Cılız atının sırtında yeldeğirmenlerine saldıran Don Kişot gelirdi aklıma onu dinlerken. Sessizce Pierre Loti’de oturduğumuz anları severdim en çok. Ard arda içtiği sigaraların dumanı sarmalardı yüzünü. Şeytan tırnaklarını kanırtır, cebinde her daim bulunan kumaş mendile silerdi. Daha önce duymadığım kelimeler kullanırdı. Alengirli derdi, ikircikli ya da umarsız derdi yeri geldiğinde. Zihnime yazardım bu sözleri, ezberlerdim. Bıyıklı Teyzeyi görürdük kimi zaman. Dudağının hemen üzerinde siyaha çalan tüylerden dolayı takmıştık bu adı ona. İvedi adımlarla Özgür’ün yanına gidip sigara isterdi.
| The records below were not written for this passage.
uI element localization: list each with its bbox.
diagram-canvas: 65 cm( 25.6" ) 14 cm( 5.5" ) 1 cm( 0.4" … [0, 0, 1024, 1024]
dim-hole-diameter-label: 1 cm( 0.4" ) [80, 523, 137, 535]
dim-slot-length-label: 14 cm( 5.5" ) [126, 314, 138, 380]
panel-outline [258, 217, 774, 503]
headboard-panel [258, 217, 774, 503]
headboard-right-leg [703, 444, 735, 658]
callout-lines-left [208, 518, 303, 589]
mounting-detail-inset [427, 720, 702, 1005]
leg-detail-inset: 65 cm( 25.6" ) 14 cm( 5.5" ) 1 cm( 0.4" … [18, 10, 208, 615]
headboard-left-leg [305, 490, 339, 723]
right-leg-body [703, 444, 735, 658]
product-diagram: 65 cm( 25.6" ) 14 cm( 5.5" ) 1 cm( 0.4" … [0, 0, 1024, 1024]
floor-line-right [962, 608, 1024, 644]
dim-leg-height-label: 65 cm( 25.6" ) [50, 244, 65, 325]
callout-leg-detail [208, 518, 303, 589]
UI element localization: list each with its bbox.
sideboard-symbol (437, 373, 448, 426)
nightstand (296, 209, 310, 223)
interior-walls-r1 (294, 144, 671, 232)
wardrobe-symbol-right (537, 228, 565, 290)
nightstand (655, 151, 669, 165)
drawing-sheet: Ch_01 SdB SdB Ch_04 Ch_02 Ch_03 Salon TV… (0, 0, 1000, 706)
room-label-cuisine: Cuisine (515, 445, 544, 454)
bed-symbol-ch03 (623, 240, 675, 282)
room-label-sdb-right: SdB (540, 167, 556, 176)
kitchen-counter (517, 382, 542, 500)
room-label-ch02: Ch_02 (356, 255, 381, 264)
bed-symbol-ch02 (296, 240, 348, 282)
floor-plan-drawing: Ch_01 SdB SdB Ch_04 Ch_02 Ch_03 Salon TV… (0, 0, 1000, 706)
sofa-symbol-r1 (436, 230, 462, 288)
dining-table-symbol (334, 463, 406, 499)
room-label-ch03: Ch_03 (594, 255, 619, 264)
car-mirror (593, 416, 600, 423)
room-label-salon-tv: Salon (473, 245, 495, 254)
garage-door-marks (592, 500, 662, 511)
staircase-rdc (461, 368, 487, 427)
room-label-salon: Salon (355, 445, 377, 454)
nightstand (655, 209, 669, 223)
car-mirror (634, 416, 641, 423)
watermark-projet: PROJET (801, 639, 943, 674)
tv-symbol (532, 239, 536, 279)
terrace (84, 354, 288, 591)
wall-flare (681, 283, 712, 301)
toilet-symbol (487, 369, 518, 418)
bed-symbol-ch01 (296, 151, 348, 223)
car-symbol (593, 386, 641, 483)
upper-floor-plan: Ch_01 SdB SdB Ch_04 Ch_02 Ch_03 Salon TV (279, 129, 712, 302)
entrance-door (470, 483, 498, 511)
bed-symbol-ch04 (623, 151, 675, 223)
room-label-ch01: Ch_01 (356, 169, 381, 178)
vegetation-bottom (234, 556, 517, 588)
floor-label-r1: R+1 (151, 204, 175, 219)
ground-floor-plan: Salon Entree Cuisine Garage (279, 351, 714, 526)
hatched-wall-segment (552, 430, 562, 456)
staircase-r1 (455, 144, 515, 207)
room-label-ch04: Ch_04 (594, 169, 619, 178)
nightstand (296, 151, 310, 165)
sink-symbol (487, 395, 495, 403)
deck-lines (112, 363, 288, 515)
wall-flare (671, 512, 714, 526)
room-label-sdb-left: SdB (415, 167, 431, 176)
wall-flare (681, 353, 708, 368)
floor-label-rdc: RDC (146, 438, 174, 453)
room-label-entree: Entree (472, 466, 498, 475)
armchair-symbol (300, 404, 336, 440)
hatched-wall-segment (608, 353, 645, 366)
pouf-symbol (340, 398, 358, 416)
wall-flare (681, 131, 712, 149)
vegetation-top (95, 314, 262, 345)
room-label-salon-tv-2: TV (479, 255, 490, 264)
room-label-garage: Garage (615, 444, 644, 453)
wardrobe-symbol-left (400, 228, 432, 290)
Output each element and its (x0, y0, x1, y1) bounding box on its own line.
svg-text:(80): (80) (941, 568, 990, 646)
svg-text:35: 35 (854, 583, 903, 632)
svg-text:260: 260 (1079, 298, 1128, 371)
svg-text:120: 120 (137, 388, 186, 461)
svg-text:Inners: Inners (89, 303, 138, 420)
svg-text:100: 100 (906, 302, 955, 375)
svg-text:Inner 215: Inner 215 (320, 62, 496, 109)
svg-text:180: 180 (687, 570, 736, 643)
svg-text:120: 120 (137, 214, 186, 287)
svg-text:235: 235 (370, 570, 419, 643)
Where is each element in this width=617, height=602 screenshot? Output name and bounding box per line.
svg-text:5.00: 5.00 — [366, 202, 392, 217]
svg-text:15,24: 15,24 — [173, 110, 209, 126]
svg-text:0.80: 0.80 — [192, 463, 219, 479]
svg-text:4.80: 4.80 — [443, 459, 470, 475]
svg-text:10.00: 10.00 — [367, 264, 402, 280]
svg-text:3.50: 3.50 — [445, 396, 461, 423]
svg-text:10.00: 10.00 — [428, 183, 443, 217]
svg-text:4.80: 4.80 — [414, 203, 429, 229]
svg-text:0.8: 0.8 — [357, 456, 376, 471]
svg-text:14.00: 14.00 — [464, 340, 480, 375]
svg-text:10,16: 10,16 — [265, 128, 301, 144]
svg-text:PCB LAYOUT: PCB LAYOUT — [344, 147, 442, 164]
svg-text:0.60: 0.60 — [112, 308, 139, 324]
Hırpani kılığı, siyah başörtüsü, görünümüne ters bakımlı, ojeli tırnakları vardı. Kahvehaneden yükselen taş plağın sesi duyulurdu bazen. Zamanın milyonlarca küçük parçaya bölündüğü anlardı bunlar. Çınar ağacından bir yaprak düşerdi saçlarıma. Yeşil, uzun vücutlu bir peygamber devesi duyargalarını öne arkaya hareket ettirip kıpırdamadan uzaktaki bir noktaya bakardı masanın üzerinde. Az ileride kızını azarlayan bir Annenin cümlesi hecelere bölünürdü. Ye- ter- ar- tık-ka-pa-çe-ne-ni. Ve fincanda yaşayan kahverengi insanlar, kahverengi yollara düşer, üç vakte kadar başlarına konacak talih kuşunu beklerlerdi. Hayat bu küçük anlardan ibaretti belki de.